Peacemaking and Hospitality in Middle Eastern Christianity: Accommodating Difference in the Eastern Christian Traditions
Early Christian literature speaks often about peacemaking through recurring concepts such as lovingkindness, forgiveness, hospitality, mercy, philanthropy, and koinonia. The Middle Eastern Christianity Unit and Eastern Orthodox Christianity Unit are soliciting paper proposals addressing the ways that Middle Eastern Christians have expressed or promoted harmony in conditions of diversity (such as religious, cultural, or political pluralism). This call for papers invites contributions that approach the theme in its broadest senses, whether it be community building, responding to emergencies, friendship, caregiving, charity, or any other expressions of goodwill across boundaries. Proposals from all academic disciplines and all historic time periods will be strongly considered based on the clarity of thesis, a well-defined body of evidence, and appropriate scholarly methodologies.
Interrituality in Middle Eastern Christianity, Islam, and Judaism
The Middle Eastern Christianity Unit and Ritual Studies Unit are issuing a Call for Papers that solicits proposals related to the interrituality of religious life in the Middle East—particularly of Christians with other religious communities. Topics of interrituality could include liturgy and liturgical practices, pilgrimage, or any other way that Middle Eastern Christian practices participate in, or resemble, the practices of other communities. This call for papers is open to research in all academic disciplines and all historical time periods; we are particularly interested in proposals that discuss the ways in which rituals serve as markers of identity and means of appropriation in the Middle East. Proposals will be judged based on clarity of thesis, a well-defined body of evidence, and appropriate scholarly methodologies.
Middle Eastern Christians and Empire
The Middle Eastern Christianity Unit is issuing a Call for Papers addressing the life of Middle Eastern Christian communities in empires.
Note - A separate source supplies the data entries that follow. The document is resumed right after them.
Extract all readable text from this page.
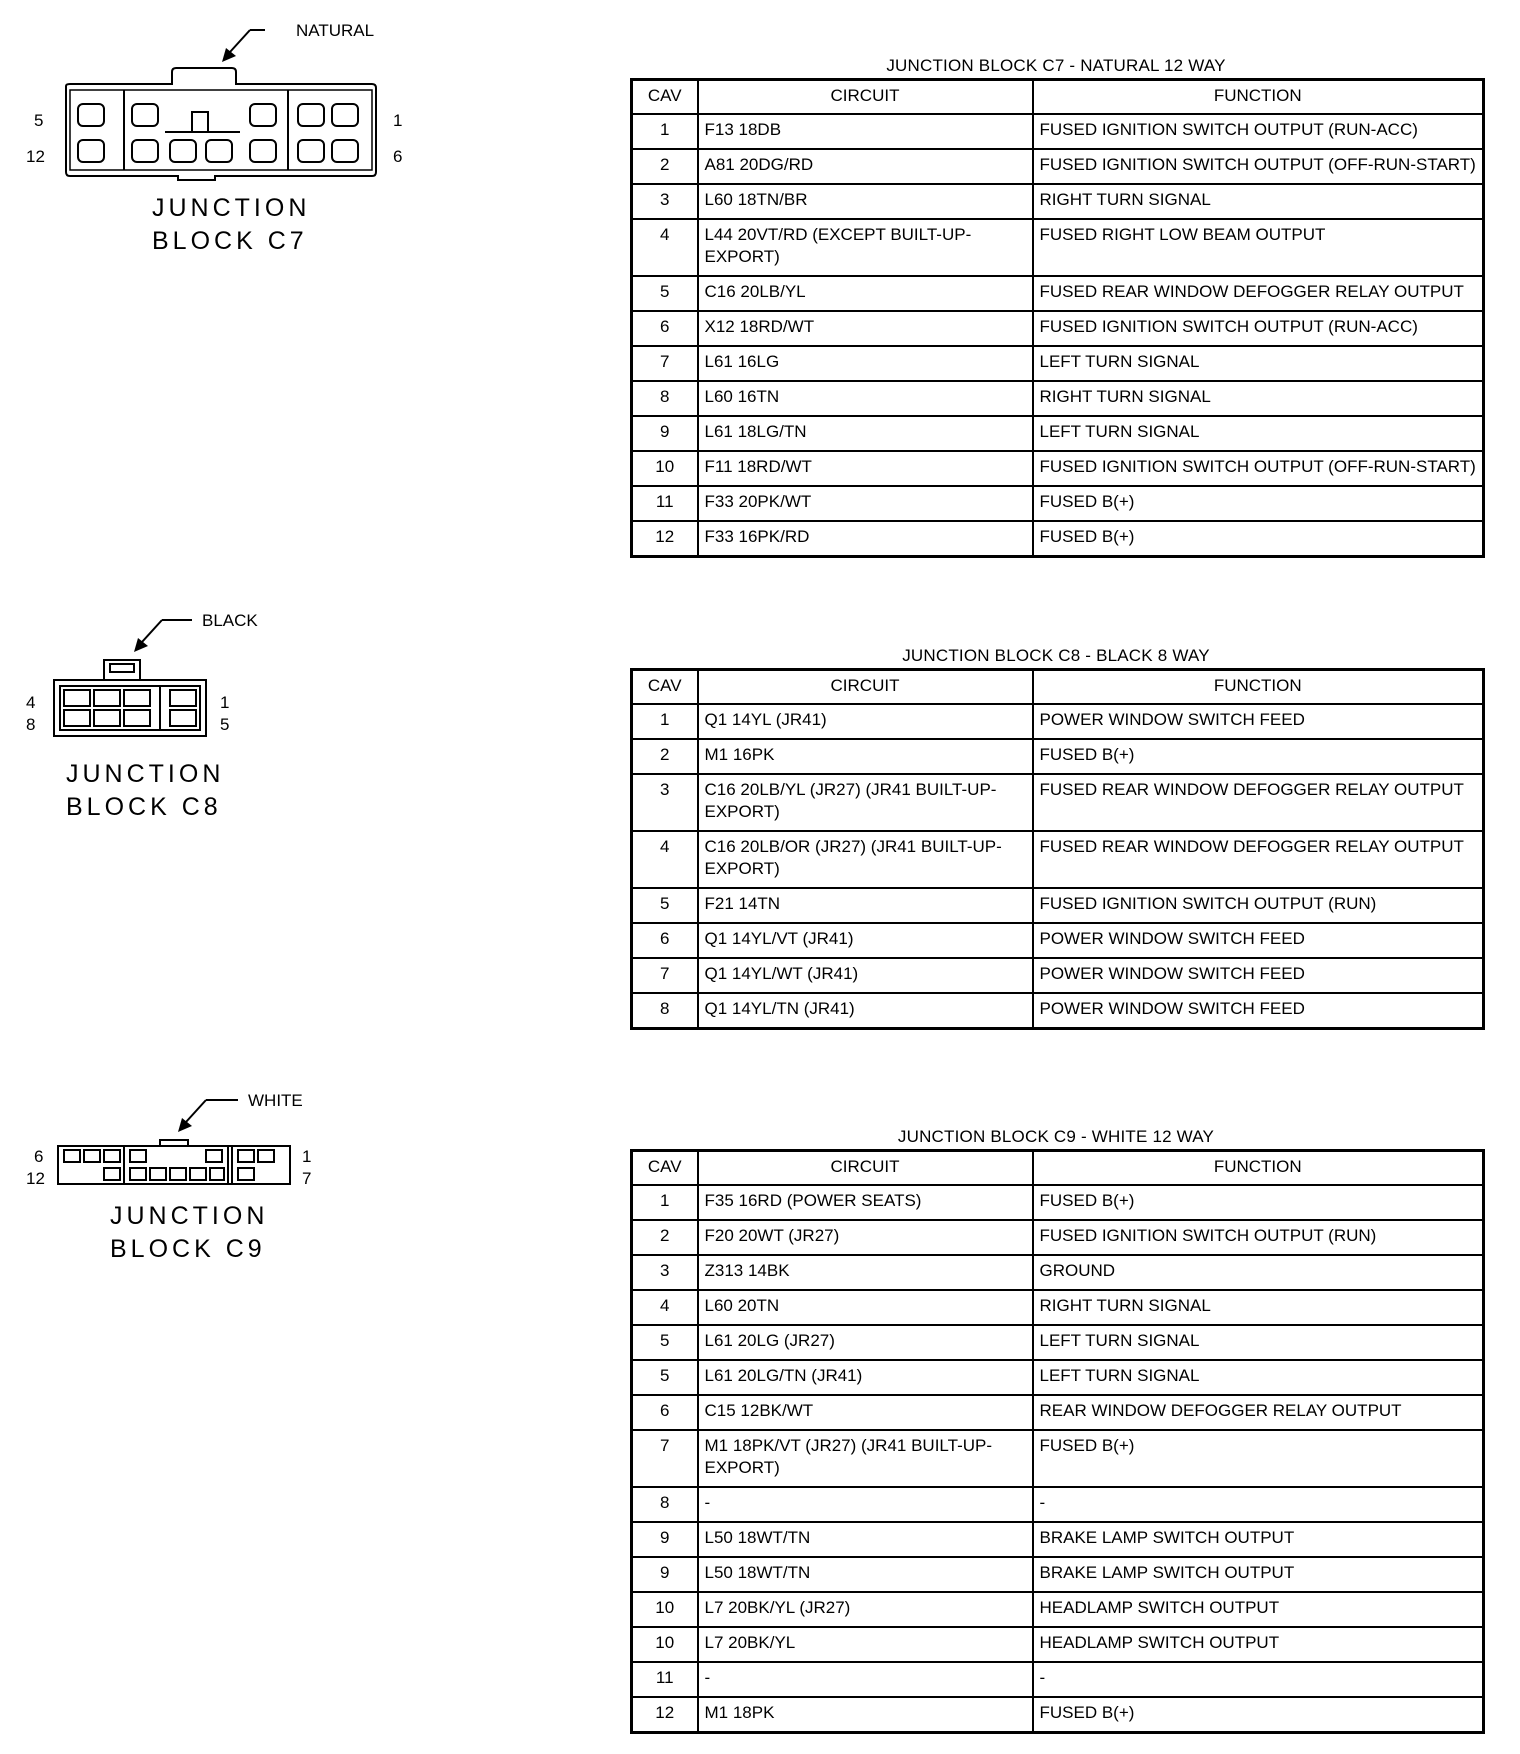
NATURAL
5
12
1
6
JUNCTION
BLOCK C7
JUNCTION BLOCK C7 - NATURAL 12 WAY
CAV	CIRCUIT	FUNCTION
1	F13 18DB	FUSED IGNITION SWITCH OUTPUT (RUN-ACC)
2	A81 20DG/RD	FUSED IGNITION SWITCH OUTPUT (OFF-RUN-START)
3	L60 18TN/BR	RIGHT TURN SIGNAL
4	L44 20VT/RD (EXCEPT BUILT-UP-EXPORT)	FUSED RIGHT LOW BEAM OUTPUT
5	C16 20LB/YL	FUSED REAR WINDOW DEFOGGER RELAY OUTPUT
6	X12 18RD/WT	FUSED IGNITION SWITCH OUTPUT (RUN-ACC)
7	L61 16LG	LEFT TURN SIGNAL
8	L60 16TN	RIGHT TURN SIGNAL
9	L61 18LG/TN	LEFT TURN SIGNAL
10	F11 18RD/WT	FUSED IGNITION SWITCH OUTPUT (OFF-RUN-START)
11	F33 20PK/WT	FUSED B(+)
12	F33 16PK/RD	FUSED B(+)
BLACK
4
8
1
5
JUNCTION
BLOCK C8
JUNCTION BLOCK C8 - BLACK 8 WAY
CAV	CIRCUIT	FUNCTION
1	Q1 14YL (JR41)	POWER WINDOW SWITCH FEED
2	M1 16PK	FUSED B(+)
3	C16 20LB/YL (JR27) (JR41 BUILT-UP-EXPORT)	FUSED REAR WINDOW DEFOGGER RELAY OUTPUT
4	C16 20LB/OR (JR27) (JR41 BUILT-UP-EXPORT)	FUSED REAR WINDOW DEFOGGER RELAY OUTPUT
5	F21 14TN	FUSED IGNITION SWITCH OUTPUT (RUN)
6	Q1 14YL/VT (JR41)	POWER WINDOW SWITCH FEED
7	Q1 14YL/WT (JR41)	POWER WINDOW SWITCH FEED
8	Q1 14YL/TN (JR41)	POWER WINDOW SWITCH FEED
WHITE
6
12
1
7
JUNCTION
BLOCK C9
JUNCTION BLOCK C9 - WHITE 12 WAY
CAV	CIRCUIT	FUNCTION
1	F35 16RD (POWER SEATS)	FUSED B(+)
2	F20 20WT (JR27)	FUSED IGNITION SWITCH OUTPUT (RUN)
3	Z313 14BK	GROUND
4	L60 20TN	RIGHT TURN SIGNAL
5	L61 20LG (JR27)	LEFT TURN SIGNAL
5	L61 20LG/TN (JR41)	LEFT TURN SIGNAL
6	C15 12BK/WT	REAR WINDOW DEFOGGER RELAY OUTPUT
7	M1 18PK/VT (JR27) (JR41 BUILT-UP-EXPORT)	FUSED B(+)
8	-	-
9	L50 18WT/TN	BRAKE LAMP SWITCH OUTPUT
9	L50 18WT/TN	BRAKE LAMP SWITCH OUTPUT
10	L7 20BK/YL (JR27)	HEADLAMP SWITCH OUTPUT
10	L7 20BK/YL	HEADLAMP SWITCH OUTPUT
11	-	-
12	M1 18PK	FUSED B(+)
Throughout history Middle Eastern Christians have related to imperial politics, starting with the governments of the Romans and Sassanians, and most recently with the Ottoman, French, and British Empires. This call for papers requests proposals that consider ways Christian communities navigated imperial politics throughout any period of history. All appropriate scholarly methodologies will be considered, with preference being given to proposals that express a clear thesis, well-defined body of evidence, and specific methodologies and theories.